On other occasions, such as in the Great Sphinx of Giza, the creature is said to guard something and will not let anyone through unless it correctly answers a riddle.

Who built the Sphinx of Giza?

Traditional archeology states that the Sphinx of Giza was built during the Fourth Dynasty of the Ancient Kingdom of Egypt, under the reign of Pharaoh Khafra, possibly around 2558 BC until 2532 BC, the same time the Great Pyramids were being built.

The statue’s face should have been made in the image of Pharaoh. However, one cannot help but be confused by the disproportionate appearance of a tiny head on top of such a gigantic body.

But if there’s one thing we know about the ancient Egyptians and their statues, it’s that they always got the proportions right. In fact, we could say that they were extremely obsessed with correct proportions in everything. So why would they have carved what, to this day, is the world’s largest stone statue with the wrong proportions?

Also, the Sphinx’s face does not look like other representations of Pharaoh Khafra.

Left: Statue of Pharaoh Khafra. Center: Great Sphinx of Giza. Right: Ivory statue of Pharaoh Cheops.

Known depictions of Chephren in statues and that of the Sphinx reveal many differences, although one could argue that the sculptors got Chephren’s features slightly wrong because of the uniqueness, scale, and challenge of working the rock, rather than the much smaller scale. already successfully tested on their statues, some of which have been recovered from the Valley Temple next to the Sphinx.

Some say the Sphinx is more similar to the style of Pharaoh Cheops, father of Khafra, and thus was built sometime in his reign. Others argue that it was built by the other son of Cheops and brother of Chephren, the little-known Pharaoh Djedefre, in honor of his father.

The Sphinx as a Giant Lion

However, none of these theories explain the shocking and disproportionate nature of the sphinx’s head. Historical architect Dr. Jonathan Foyle said that “the head and body are totally disproportionate, and the reason for that could be that the Sphinx originally had a totally different head, perhaps that of a lion. For the early Egyptians, the lion was a symbol of power, far more powerful than a human face.”

At this point in history, lions still inhabited and around Giza.
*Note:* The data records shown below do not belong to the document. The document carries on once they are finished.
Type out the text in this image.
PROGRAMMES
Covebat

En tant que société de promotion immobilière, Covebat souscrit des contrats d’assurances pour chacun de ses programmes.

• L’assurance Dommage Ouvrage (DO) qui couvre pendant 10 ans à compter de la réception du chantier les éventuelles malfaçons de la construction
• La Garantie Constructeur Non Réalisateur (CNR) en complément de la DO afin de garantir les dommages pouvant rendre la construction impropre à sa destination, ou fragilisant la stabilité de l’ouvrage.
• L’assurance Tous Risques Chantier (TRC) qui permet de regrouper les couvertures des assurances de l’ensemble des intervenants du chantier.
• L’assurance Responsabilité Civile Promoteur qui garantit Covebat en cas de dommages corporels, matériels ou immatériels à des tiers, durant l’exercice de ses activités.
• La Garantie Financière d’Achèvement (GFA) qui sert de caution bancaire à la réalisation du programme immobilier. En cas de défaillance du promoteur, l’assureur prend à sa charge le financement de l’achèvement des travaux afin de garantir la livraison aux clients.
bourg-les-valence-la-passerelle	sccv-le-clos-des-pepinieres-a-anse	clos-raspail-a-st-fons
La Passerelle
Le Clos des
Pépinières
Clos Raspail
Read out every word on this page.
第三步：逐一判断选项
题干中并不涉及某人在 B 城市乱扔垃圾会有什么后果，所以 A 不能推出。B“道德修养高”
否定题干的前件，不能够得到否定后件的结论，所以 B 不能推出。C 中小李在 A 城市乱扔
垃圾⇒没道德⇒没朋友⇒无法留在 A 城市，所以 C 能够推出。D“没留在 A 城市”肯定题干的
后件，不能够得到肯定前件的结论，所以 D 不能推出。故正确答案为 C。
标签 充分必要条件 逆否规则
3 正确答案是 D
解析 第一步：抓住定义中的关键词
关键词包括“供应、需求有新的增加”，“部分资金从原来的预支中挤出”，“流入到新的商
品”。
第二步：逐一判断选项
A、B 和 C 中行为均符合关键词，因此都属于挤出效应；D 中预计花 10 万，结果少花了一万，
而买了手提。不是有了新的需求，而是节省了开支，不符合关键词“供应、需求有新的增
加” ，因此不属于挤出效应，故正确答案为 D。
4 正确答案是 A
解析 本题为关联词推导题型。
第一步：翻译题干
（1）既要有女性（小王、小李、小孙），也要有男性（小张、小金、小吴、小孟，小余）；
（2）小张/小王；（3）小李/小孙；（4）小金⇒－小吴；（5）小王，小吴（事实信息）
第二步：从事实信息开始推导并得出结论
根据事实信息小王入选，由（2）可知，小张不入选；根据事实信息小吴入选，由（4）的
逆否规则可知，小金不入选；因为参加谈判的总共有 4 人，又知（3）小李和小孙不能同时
Whether due to erosion of soft limestone or for political reasons, proponents of the lion’s head theory argue that the Great Sphinx was reshaped to have the face of man, possibly that of a pharaoh, an act that reduced significantly the overall size of its head.

Anubis: The Egyptian God of the Dead

Another theory, a little less supported but much more interesting, holds that the Great Sphinx’s head was originally that of an animal, but not a lion. And it could be a dog or a jackal, an animal that represented the Egyptian god of the dead, Anubis.

As researcher and author Robert Temple explain: “The Sphinx’s body is not feline, as lions are known for their curved back and possessing a mane, absent in the Sphinx, instead the body is much more similar in shape to that of a crouching dog”.

There is a lot of circumstantial evidence to support this theory, one of which is that Anubis is the god of the dead, and he is believed to protect them and prevent the unworthy from crossing the Nile River into the underworld, the same role played by the watchdog Cerberus, in Greek Mythology.

Anubis statue

According to the Book of the Dead, a statue of Anubis was used in funeral rites, specifically in washing the parts of the deceased body, which were placed in the four canopic jars, and this would also explain that the Sphinx’s location may have been a moat filled with water, used for the ritual washing of the pharaoh’s body.

Finally, the best-known image of the Egyptian god is the Statue of Anubis, found inside the tomb of King Tutankhamun, which shows him as a crouching dog. If the statue’s head was originally that of a pointed-eared dog or jackal, as Anubis is often portrayed, then the notion holds that its construction may be much older than imagined and erosion could have ruined its ears. and maybe its muzzle. Then the Pharaoh sought to restore the statue and reshape it to have a man’s head, transforming it into the popular mythical figure, the Sphinx.